Uno studio randomizzato, in doppio cieco, controllato con placebo ha confrontato l’efficacia di diversi shampoo antifungini, incluso lo shampoo al 1% di ciclopirox, come supplemento alla griseofulvina orale in bambini da 1 a 12 anni con tinea capitis. Gli shampoo sono stati usati due volte a settimana, prima in combinazione con la griseofulvina per 8 settimane, e poi proseguiti per ulteriori 24 settimane per valutare la prevenzione delle recidive.[15]

Questo approccio affronta sia il trattamento acuto della tinea capitis sia la questione importante della prevenzione delle recidive, comune in questa condizione.

Seborrea e dermatite seborroica

L’olamina di ciclopirox è anche efficace nel trattamento della seborrea (eccessiva oleosità della pelle) e della dermatite seborroica (una comune condizione infiammatoria della pelle che provoca scaglie bianche o giallastre nelle aree grasse).[13]

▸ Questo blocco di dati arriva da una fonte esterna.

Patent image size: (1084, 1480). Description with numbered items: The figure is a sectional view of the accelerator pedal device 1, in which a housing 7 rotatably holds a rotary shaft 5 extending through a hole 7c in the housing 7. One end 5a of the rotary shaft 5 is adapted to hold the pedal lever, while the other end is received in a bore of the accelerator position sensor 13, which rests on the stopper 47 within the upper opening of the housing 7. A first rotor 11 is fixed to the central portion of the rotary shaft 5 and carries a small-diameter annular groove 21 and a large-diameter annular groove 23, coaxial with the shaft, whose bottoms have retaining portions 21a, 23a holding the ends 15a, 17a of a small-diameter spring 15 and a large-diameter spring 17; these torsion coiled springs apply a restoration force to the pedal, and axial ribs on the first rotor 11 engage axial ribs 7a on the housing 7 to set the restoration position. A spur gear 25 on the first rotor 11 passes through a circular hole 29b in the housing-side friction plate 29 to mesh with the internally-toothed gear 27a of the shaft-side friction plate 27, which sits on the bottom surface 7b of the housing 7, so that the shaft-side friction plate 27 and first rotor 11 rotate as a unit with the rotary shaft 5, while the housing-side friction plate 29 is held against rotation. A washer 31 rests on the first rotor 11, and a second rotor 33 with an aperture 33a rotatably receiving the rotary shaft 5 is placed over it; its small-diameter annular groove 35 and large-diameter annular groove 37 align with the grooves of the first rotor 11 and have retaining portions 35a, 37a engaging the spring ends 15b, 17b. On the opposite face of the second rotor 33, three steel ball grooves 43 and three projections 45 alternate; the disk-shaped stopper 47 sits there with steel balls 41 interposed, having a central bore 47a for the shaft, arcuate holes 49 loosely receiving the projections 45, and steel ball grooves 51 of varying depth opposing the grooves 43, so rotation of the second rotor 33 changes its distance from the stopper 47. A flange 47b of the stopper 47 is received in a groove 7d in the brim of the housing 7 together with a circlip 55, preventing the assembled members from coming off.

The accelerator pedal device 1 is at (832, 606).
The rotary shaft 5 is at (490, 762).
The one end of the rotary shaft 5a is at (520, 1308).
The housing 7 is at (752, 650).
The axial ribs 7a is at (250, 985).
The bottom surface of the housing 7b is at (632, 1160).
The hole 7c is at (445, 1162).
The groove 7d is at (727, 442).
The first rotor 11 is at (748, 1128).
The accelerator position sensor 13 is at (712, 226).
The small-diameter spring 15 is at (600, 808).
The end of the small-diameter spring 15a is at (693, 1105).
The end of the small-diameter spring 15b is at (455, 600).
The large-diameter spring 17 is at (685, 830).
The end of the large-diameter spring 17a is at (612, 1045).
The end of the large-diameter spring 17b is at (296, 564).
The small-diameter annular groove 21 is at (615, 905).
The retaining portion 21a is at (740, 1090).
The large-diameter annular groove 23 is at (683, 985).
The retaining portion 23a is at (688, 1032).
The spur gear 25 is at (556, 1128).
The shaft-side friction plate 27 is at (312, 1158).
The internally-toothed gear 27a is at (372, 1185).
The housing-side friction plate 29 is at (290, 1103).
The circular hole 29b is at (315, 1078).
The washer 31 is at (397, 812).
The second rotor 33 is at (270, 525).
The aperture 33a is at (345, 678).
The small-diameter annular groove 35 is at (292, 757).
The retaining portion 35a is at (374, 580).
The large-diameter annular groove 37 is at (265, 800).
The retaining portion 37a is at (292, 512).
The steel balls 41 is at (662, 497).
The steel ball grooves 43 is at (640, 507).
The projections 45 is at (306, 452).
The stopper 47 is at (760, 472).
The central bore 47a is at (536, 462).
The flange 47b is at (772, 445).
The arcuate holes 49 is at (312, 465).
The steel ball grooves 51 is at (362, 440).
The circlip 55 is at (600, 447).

Una sperimentazione clinica ha confrontato l’isotretinoina orale a basso dosaggio con trattamenti topici contenenti acido salicilico e olamina di ciclopirox per seborrea e dermatite seborroica. Il trattamento topico è stato applicato come shampoo per la pulizia del cuoio capelluto e del viso ogni due giorni per sei mesi.[13]

Queste condizioni colpiscono una parte significativa della popolazione (la seborrea interessa circa il 30 % delle persone, mentre la dermatite seborroica colpisce il 3‑5 % a livello mondiale) e possono influire negativamente sulla qualità della vita. Le proprietà antifungine del ciclopirox sono particolarmente rilevanti poiché i lieviti del genere Malassezia svolgono un ruolo nello sviluppo di queste condizioni.[13]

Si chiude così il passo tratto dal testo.